Unum is a module that allows one to handle units with numbers, e.g. 3*M -> 3 
[m], a measurement of 3 meters.

I have a module that I wrote some time ago that handles uncertainties with 
numbers as they are involved with calculations. Let's call it the pnum module 
(for physical numbers) e.g. pnum(3,.1) specifies a value of 3 +/- 0.1. 

I worked with someone at that time of writing it who said..."it would be nice 
to get this working with Unum." Well...it's that time, perhaps, but I could use 
some help in knowing what's the best way to go.

(Q1) My basic question is how to have these two work together.
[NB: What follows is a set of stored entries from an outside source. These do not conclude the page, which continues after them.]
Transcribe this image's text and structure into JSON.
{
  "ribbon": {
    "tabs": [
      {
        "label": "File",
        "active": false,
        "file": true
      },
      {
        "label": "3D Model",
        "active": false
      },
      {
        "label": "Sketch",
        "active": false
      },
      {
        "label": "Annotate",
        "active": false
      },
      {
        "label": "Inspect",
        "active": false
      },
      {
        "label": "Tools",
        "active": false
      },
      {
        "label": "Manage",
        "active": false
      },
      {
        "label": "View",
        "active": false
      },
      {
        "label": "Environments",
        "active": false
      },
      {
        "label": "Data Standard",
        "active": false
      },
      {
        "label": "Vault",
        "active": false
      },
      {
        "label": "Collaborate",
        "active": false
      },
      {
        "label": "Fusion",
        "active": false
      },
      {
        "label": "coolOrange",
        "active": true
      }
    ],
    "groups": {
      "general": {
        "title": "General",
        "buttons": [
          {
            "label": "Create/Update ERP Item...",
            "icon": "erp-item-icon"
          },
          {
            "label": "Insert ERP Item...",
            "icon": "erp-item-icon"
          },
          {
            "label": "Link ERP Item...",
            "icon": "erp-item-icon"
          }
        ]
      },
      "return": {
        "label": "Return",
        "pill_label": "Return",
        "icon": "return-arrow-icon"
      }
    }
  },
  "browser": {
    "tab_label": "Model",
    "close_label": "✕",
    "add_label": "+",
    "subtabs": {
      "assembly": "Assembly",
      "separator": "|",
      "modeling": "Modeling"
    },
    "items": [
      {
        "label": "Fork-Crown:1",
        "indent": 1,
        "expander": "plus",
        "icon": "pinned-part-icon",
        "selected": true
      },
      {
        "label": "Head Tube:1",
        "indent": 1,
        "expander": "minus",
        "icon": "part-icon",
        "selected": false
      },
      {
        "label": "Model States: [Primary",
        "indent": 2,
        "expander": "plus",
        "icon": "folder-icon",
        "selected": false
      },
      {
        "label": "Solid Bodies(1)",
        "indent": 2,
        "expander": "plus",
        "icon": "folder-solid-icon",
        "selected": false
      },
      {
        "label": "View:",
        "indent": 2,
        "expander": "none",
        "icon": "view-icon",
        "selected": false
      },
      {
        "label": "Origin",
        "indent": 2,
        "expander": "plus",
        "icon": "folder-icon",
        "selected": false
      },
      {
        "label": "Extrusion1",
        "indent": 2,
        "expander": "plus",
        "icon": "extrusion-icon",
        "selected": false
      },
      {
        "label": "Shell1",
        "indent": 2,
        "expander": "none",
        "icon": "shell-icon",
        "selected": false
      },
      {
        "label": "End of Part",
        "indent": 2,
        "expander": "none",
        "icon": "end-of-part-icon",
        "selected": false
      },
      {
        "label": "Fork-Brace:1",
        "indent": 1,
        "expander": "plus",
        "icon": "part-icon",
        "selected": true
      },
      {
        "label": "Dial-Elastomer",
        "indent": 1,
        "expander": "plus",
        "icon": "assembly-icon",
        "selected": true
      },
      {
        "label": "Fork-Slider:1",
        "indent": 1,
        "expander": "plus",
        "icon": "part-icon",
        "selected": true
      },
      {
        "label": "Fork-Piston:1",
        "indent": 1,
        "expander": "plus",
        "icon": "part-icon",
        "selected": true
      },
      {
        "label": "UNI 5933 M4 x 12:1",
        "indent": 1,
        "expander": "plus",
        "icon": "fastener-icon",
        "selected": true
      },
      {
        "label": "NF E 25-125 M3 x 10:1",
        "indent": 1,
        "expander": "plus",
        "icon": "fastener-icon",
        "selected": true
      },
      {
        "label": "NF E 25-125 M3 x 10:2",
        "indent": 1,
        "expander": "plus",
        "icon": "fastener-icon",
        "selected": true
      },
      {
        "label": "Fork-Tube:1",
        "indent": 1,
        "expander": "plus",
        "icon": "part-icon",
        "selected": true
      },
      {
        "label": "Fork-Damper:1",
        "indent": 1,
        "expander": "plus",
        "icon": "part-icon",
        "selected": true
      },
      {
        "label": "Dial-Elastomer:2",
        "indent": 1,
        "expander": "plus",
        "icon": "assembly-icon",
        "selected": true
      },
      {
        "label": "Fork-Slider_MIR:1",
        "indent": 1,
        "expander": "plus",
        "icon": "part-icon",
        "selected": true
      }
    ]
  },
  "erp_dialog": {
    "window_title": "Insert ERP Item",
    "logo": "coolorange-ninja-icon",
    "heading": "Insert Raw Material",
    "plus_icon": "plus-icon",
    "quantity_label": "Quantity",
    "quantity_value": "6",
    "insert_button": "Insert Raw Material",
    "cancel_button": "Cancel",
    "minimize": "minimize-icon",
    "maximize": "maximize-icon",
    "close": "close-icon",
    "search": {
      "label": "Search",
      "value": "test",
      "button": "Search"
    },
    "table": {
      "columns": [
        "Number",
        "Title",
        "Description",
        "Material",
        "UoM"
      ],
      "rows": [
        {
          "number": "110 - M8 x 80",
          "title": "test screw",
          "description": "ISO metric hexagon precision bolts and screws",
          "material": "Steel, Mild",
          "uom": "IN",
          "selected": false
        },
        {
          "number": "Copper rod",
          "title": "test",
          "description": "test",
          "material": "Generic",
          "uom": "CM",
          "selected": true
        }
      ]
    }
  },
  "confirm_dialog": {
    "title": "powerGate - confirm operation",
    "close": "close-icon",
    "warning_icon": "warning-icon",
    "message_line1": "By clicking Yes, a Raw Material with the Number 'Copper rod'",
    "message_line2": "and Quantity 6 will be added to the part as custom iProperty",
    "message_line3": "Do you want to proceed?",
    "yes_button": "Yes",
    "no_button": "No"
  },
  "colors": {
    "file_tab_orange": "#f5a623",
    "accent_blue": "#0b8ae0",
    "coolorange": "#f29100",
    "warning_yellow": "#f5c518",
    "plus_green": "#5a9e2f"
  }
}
If they are to 
be two separate entities, my routines need to check whether they are dealing 
with a unum or not before doing certain operations. e.g. my routines define "x" 
and "u" attributes for the numbers, but if the pnum gets wrapped up with a unum 
then asking for x and u no longer works. I have to extract the pnum part from 
the pnum/unum composite before asking for x and u. But...does that mean I have 
to be unum aware in the pnum module? i.e. I have to import unum (actually Unum 
from unum) so I can figure out what I am dealing with in the routines that I 
have defined, e.g.

 def __mul__(self, other):
  if isinstance(other,Unum):
   return other*self
  else:
   return pnum(self.x*other.x,math.hypot(other.u*self.x,other.x*self.u),1)

or

 def cos(x):
  if isinstance(x,pnum):
   return x.cos()
  elif isinstance(x,Unum):
   arg = x.asNumber(1)
   if isinstance(arg,pnum):#it's a pnum unum
    return pnum(arg[0],arg[1],1).cos()
   else:#it's a pure unum
    return math.cos(arg)
  return math.cos(x)

Since unums only have a simple numeric portion, they don't need a special cos() 
routine, but my pnum's have two numbers to keep track of and so there *is* a 
special cos() routine. When a script calls for cos(x) my module handles it, 
checks to see who x is and then acts accordingly. I can't just have a test for 
whether x is a pnum and if not, pass off the result to math.cos(x) because 
math.cos() will ask for a float, unum will ask pnum for a float 
representation...and I don't know what to give back. If I give back the value 
part of pnum then I lose the uncertainty portion. If I give back the value, 
uncertainty pnum tuple it generate "TypeError: __float__ returned non-float 
(type instance)". So...you can see what I do to try handle the situation with 
the cos() routine above. Which brings me to the 2nd question.

(Q2) If someone doesn't have unum installed, they should still be able to run 
pnum...but now it has tests for unums sprinkled all throughout it. Do I now 
have to put the tests for unums inside a try/except sort of structure to allow 
pnum to run if unum isn't present?

Right now everything is working only so long as pnum imports unum so all the 
tests work. The two directions I would go now (not knowing any better) would be 
to a) put unum tests (and the import itself?) into try/except blocks or b) 
weave pnums into unum so that unums get a new attribute and all the 
instructions on how to deal with the value,uncertainty tuple that every numeric 
part of a unum would have (instead of just a float).